Just some thoughts
kilts_knave said:
This card is about Divine love as the Love card about congress, or Eros. I would like to extend the idea of Charity as brotherly love, or Philia, for personal reasons. [Can someone please point me in the right "theosophic" {if this is the correct term} direction here?]
I don’t know if this helps, but there is a ‘bardic’ split of one fundamental tree-letter into two separate runes, mirrored in Greek, and I find the symbols involved quite instructive. The letter G-gort-ivy (gimel) represents desire and the number
ten (X LaRoue deFortune). In runic it branched into
j and
y sounds called, respectively, ‘gift’ (our word
give, more or less) and ‘harvest’ (our word
year): desire to bestow versus desire to acquire, the second (one hopes) arising from the first. ‘Gift’—like Greek chi, the initial of
Christ—is an X-shape. From a
g used in North Africa in which the X has a ‘lid’ (horizontal closing the top), it is apparent that this character—which could not have horizontals when carved across grain—represents the cauldron of plenty (which according to Brito-Sarmatian tradition rejects the unworthy, like the Grail), on its stand.
‘Harvest’ is two interlocked crescents that
look like a G more or less and picture the interlocked arms of the harvest dance, I take it. This is the acquisitive desire, on which the other depends for execution (wisdom, for instance, cannot be imparted until gained), which is how it originates
out of the other. In Greek, it is gamma, profile of a man’s legs surmounted by his erection (forgive the crudeness), for in North Africa (Libyan and tifinag) it is a vertical line with a dot on either side of the base (the male organ).
Semitic gimel as ‘camel’ carries both gift and acquisition (the former in the original story of ‘wise men out of the east’, no doubt) and meanders like ivy.

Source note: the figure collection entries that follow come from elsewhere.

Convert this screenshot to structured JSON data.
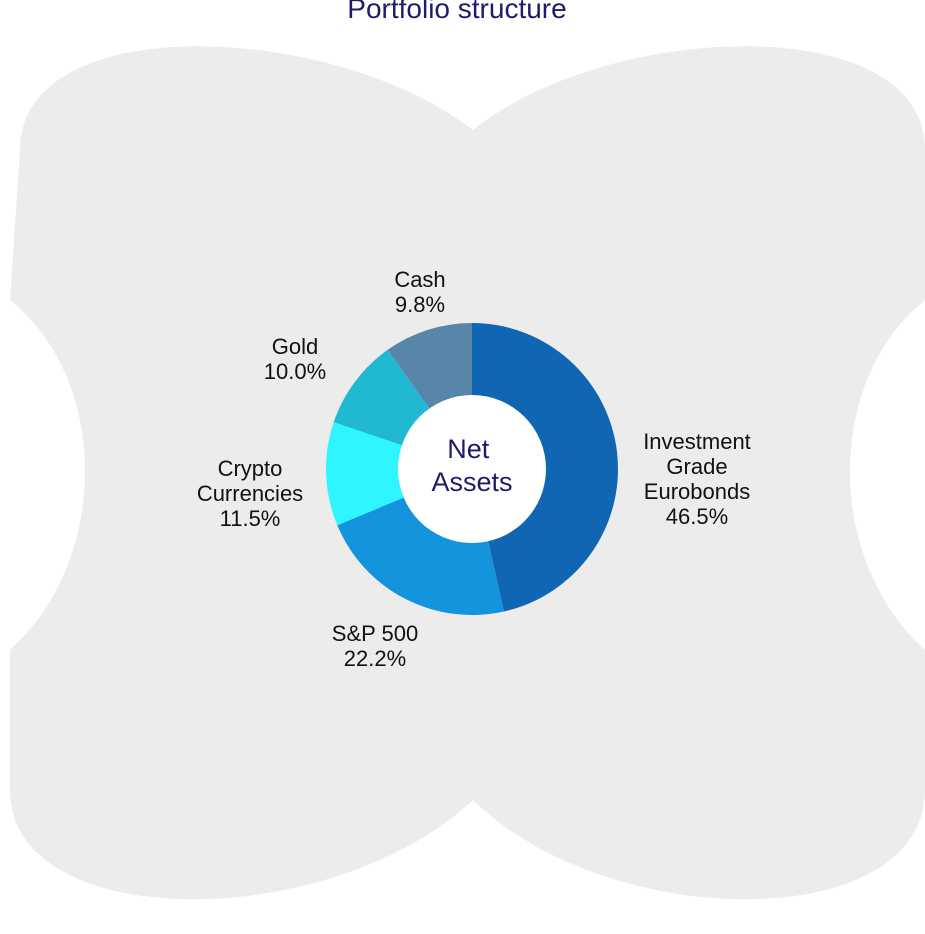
{
  "chart_data": {
    "type": "pie",
    "variant": "donut",
    "title": "Portfolio structure",
    "center_label": [
      "Net",
      "Assets"
    ],
    "labels": [
      "Investment Grade Eurobonds",
      "S&P 500",
      "Crypto Currencies",
      "Gold",
      "Cash"
    ],
    "label_lines": [
      [
        "Investment",
        "Grade",
        "Eurobonds"
      ],
      [
        "S&P 500"
      ],
      [
        "Crypto",
        "Currencies"
      ],
      [
        "Gold"
      ],
      [
        "Cash"
      ]
    ],
    "values": [
      46.5,
      22.2,
      11.5,
      10.0,
      9.8
    ],
    "value_labels": [
      "46.5%",
      "22.2%",
      "11.5%",
      "10.0%",
      "9.8%"
    ],
    "colors": [
      "#1166b3",
      "#1494dd",
      "#2ef5ff",
      "#21b9d1",
      "#5886a8"
    ],
    "start_angle": "12 o'clock",
    "direction": "clockwise",
    "legend": "none"
  },
  "background": {
    "shape": "four-lobed blob",
    "color": "#ececec"
  }
}
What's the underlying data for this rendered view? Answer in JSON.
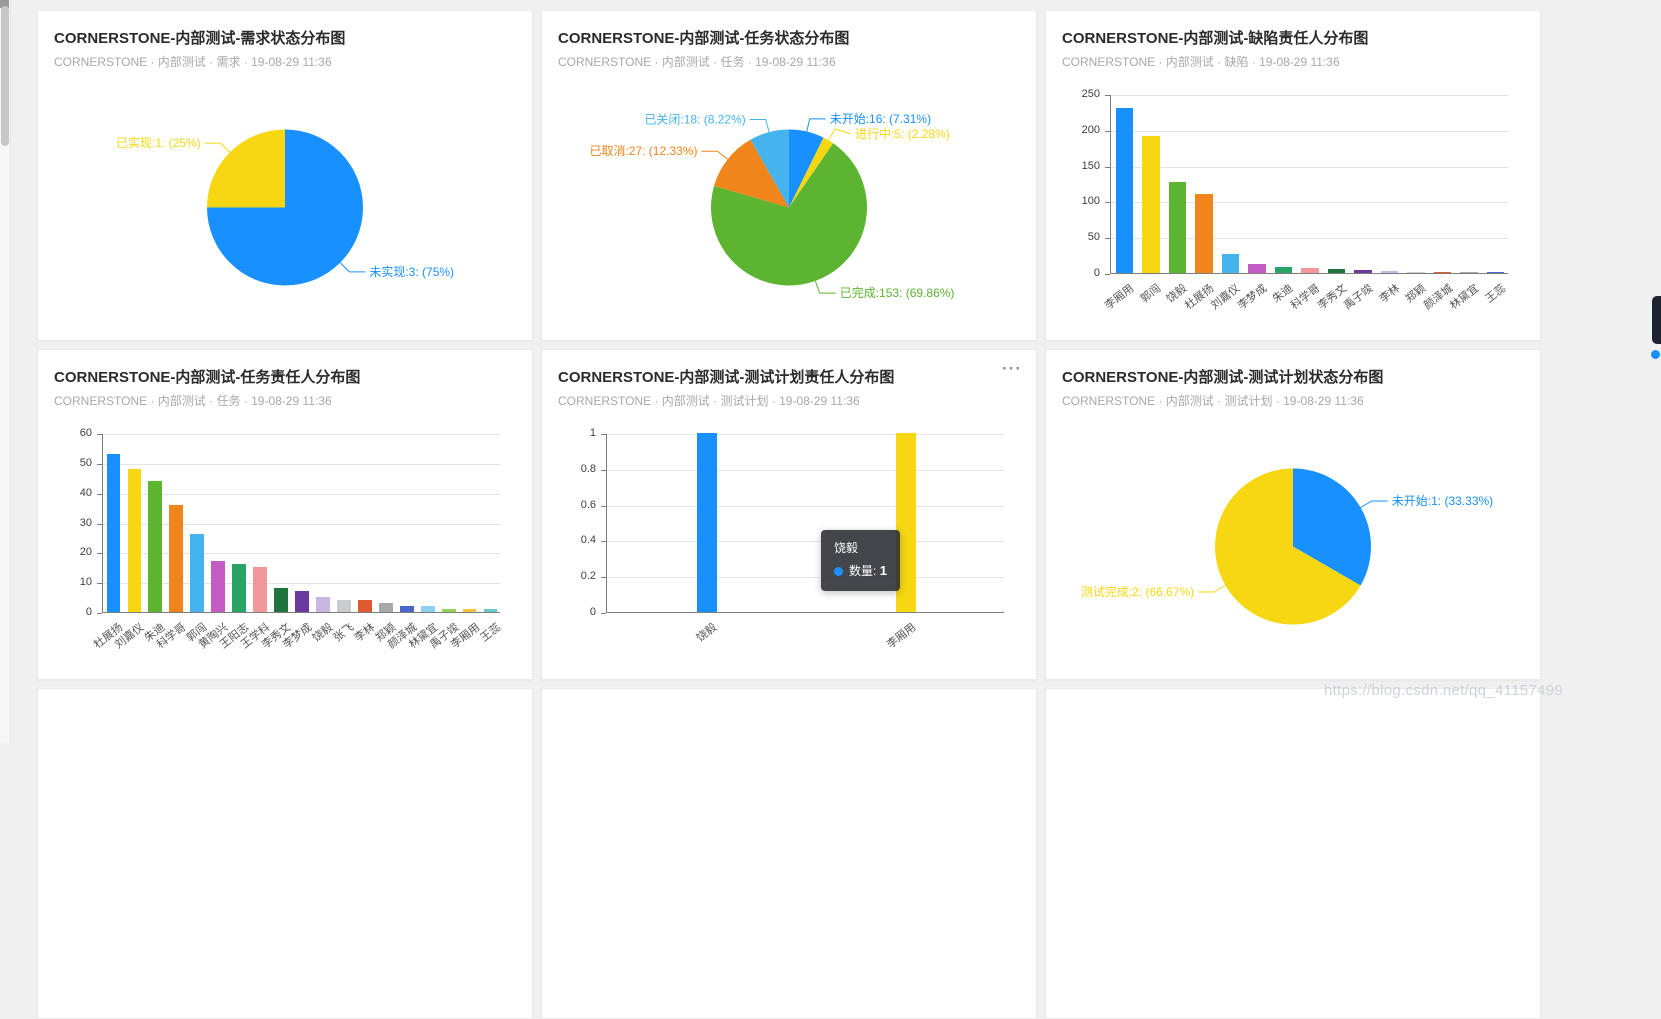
{
  "page": {
    "background": "#f0f0f0",
    "watermark": "https://blog.csdn.net/qq_41157499"
  },
  "palette": [
    "#1890ff",
    "#f6d712",
    "#5cb431",
    "#f0851c",
    "#45b4ee",
    "#c35cc3",
    "#27a466",
    "#f0989a",
    "#20753f",
    "#6b3a9e",
    "#cbb6e3",
    "#c8cbd0",
    "#df5a31",
    "#a6a9ad",
    "#4968c9",
    "#8fd0f0",
    "#94d35c",
    "#f5c23c",
    "#6bc8c8"
  ],
  "cards": [
    {
      "title": "CORNERSTONE-内部测试-需求状态分布图",
      "subtitle": "CORNERSTONE · 内部测试 · 需求 · 19-08-29 11:36"
    },
    {
      "title": "CORNERSTONE-内部测试-任务状态分布图",
      "subtitle": "CORNERSTONE · 内部测试 · 任务 · 19-08-29 11:36"
    },
    {
      "title": "CORNERSTONE-内部测试-缺陷责任人分布图",
      "subtitle": "CORNERSTONE · 内部测试 · 缺陷 · 19-08-29 11:36"
    },
    {
      "title": "CORNERSTONE-内部测试-任务责任人分布图",
      "subtitle": "CORNERSTONE · 内部测试 · 任务 · 19-08-29 11:36"
    },
    {
      "title": "CORNERSTONE-内部测试-测试计划责任人分布图",
      "subtitle": "CORNERSTONE · 内部测试 · 测试计划 · 19-08-29 11:36",
      "more": "···"
    },
    {
      "title": "CORNERSTONE-内部测试-测试计划状态分布图",
      "subtitle": "CORNERSTONE · 内部测试 · 测试计划 · 19-08-29 11:36"
    }
  ],
  "chart_data": [
    {
      "type": "pie",
      "title": "CORNERSTONE-内部测试-需求状态分布图",
      "slices": [
        {
          "name": "未实现",
          "value": 3,
          "pct": "75%",
          "label": "未实现:3: (75%)",
          "color": "#1890ff"
        },
        {
          "name": "已实现",
          "value": 1,
          "pct": "25%",
          "label": "已实现:1: (25%)",
          "color": "#f6d712"
        }
      ]
    },
    {
      "type": "pie",
      "title": "CORNERSTONE-内部测试-任务状态分布图",
      "slices": [
        {
          "name": "未开始",
          "value": 16,
          "pct": "7.31%",
          "label": "未开始:16: (7.31%)",
          "color": "#1890ff"
        },
        {
          "name": "进行中",
          "value": 5,
          "pct": "2.28%",
          "label": "进行中:5: (2.28%)",
          "color": "#f6d712"
        },
        {
          "name": "已完成",
          "value": 153,
          "pct": "69.86%",
          "label": "已完成:153: (69.86%)",
          "color": "#5cb431"
        },
        {
          "name": "已取消",
          "value": 27,
          "pct": "12.33%",
          "label": "已取消:27: (12.33%)",
          "color": "#f0851c"
        },
        {
          "name": "已关闭",
          "value": 18,
          "pct": "8.22%",
          "label": "已关闭:18: (8.22%)",
          "color": "#45b4ee"
        }
      ]
    },
    {
      "type": "bar",
      "title": "CORNERSTONE-内部测试-缺陷责任人分布图",
      "categories": [
        "李厢用",
        "郭闯",
        "饶毅",
        "杜展扬",
        "刘嘉仪",
        "李梦成",
        "朱迪",
        "科学哥",
        "李秀文",
        "禹子竣",
        "李林",
        "郑颖",
        "颜泽城",
        "林黛宜",
        "王蕊"
      ],
      "values": [
        230,
        192,
        127,
        110,
        27,
        13,
        8,
        7,
        5,
        4,
        3,
        2,
        2,
        1,
        1
      ],
      "ylim": [
        0,
        250
      ],
      "interval": 50,
      "grid": true,
      "xlabel": "",
      "ylabel": ""
    },
    {
      "type": "bar",
      "title": "CORNERSTONE-内部测试-任务责任人分布图",
      "categories": [
        "杜展扬",
        "刘嘉仪",
        "朱迪",
        "科学哥",
        "郭闯",
        "黄陶兴",
        "王阳志",
        "王学科",
        "李秀文",
        "李梦成",
        "饶毅",
        "张飞",
        "李林",
        "郑颖",
        "颜泽城",
        "林黛宜",
        "禹子竣",
        "李厢用",
        "王蕊"
      ],
      "values": [
        53,
        48,
        44,
        36,
        26,
        17,
        16,
        15,
        8,
        7,
        5,
        4,
        4,
        3,
        2,
        2,
        1,
        1,
        1
      ],
      "ylim": [
        0,
        60
      ],
      "interval": 10,
      "grid": true,
      "xlabel": "",
      "ylabel": ""
    },
    {
      "type": "bar",
      "title": "CORNERSTONE-内部测试-测试计划责任人分布图",
      "categories": [
        "饶毅",
        "李厢用"
      ],
      "values": [
        1,
        1
      ],
      "colors": [
        "#1890ff",
        "#f6d712"
      ],
      "ylim": [
        0,
        1
      ],
      "interval": 0.2,
      "grid": true,
      "tooltip": {
        "name": "饶毅",
        "marker_color": "#1890ff",
        "label": "数量",
        "value": "1"
      }
    },
    {
      "type": "pie",
      "title": "CORNERSTONE-内部测试-测试计划状态分布图",
      "slices": [
        {
          "name": "未开始",
          "value": 1,
          "pct": "33.33%",
          "label": "未开始:1: (33.33%)",
          "color": "#1890ff"
        },
        {
          "name": "测试完成",
          "value": 2,
          "pct": "66.67%",
          "label": "测试完成:2: (66.67%)",
          "color": "#f6d712"
        }
      ]
    }
  ]
}
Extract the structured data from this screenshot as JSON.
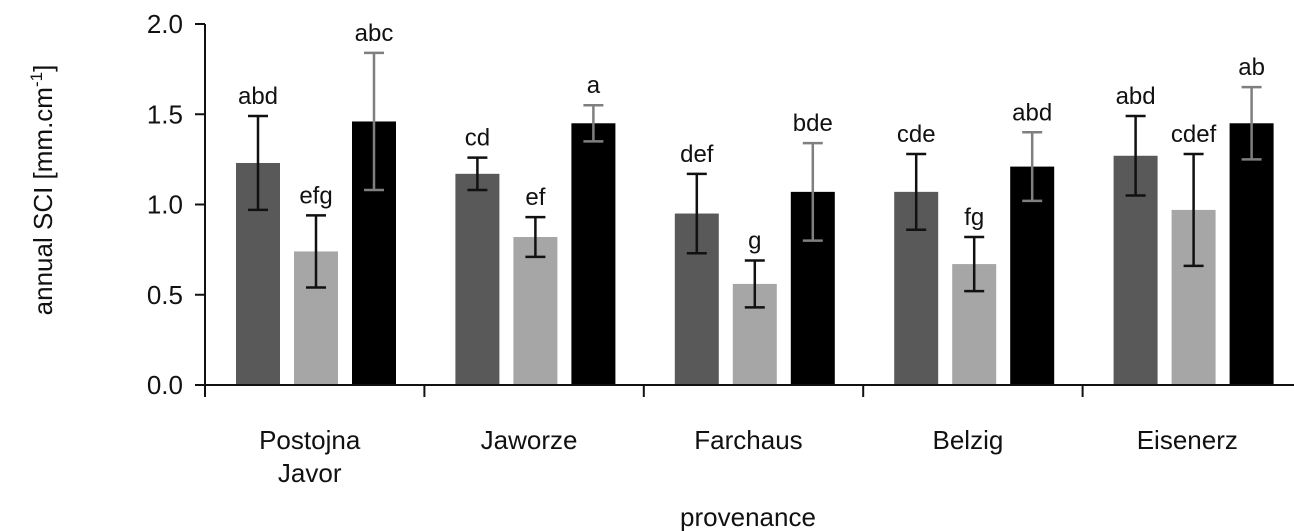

The split of G-ivy (wanderer, desirer) was probably meant to show the interdependence of the two but has degenerated into striving to
appear generous, which is not the same as true generosity.
As to flame in hand, in the image in the middle it looks like it represents nature, which brings us to:
DoctorArcanus said:
* III Lenpio - Sola Busca deck: it is not clear who this character represents and what is the meaning of the flame.
* 43 Venus - Mantegna: According to Edgard Wind, the three graces represent chastity, beauty and love.
Marco
Marco, in the Lenpio also the ‘flame’ seems to picture nature’s growth (vegetation).
The other image is quite striking. The flame there is vegetation also, but its threefold nature and the three branches, since these are held by the middle and right of the three, means these are: the Holy Spirit (thinker, or part of greater self that deals with things of finite duration) and Father (knower, the part that deals with things eternal), which do not undergo the Fall, the third one (on the left) being the Son (doer, who acts in the durationless present), who does (undergo the Fall) and who has therefore lost touch
consciously with the Trinity itself, that is, with the greater
threefold self of which it is merely
part (as in “Father, why hast thou forsaken me?”). This is not blasphemy but Gnosticism. Since the images for the body (in the water) and three parts of the self (the Graces) are all female (I gather), it evidently refers to alchemy and the transformation of (one’s)
nature, Cupid representing the false attraction of the outward (leftward, receptive) as a
false (i.e. premature) male, the real male being the three (or four) male counterparts of these four, being matured somewhere ‘in parallel’.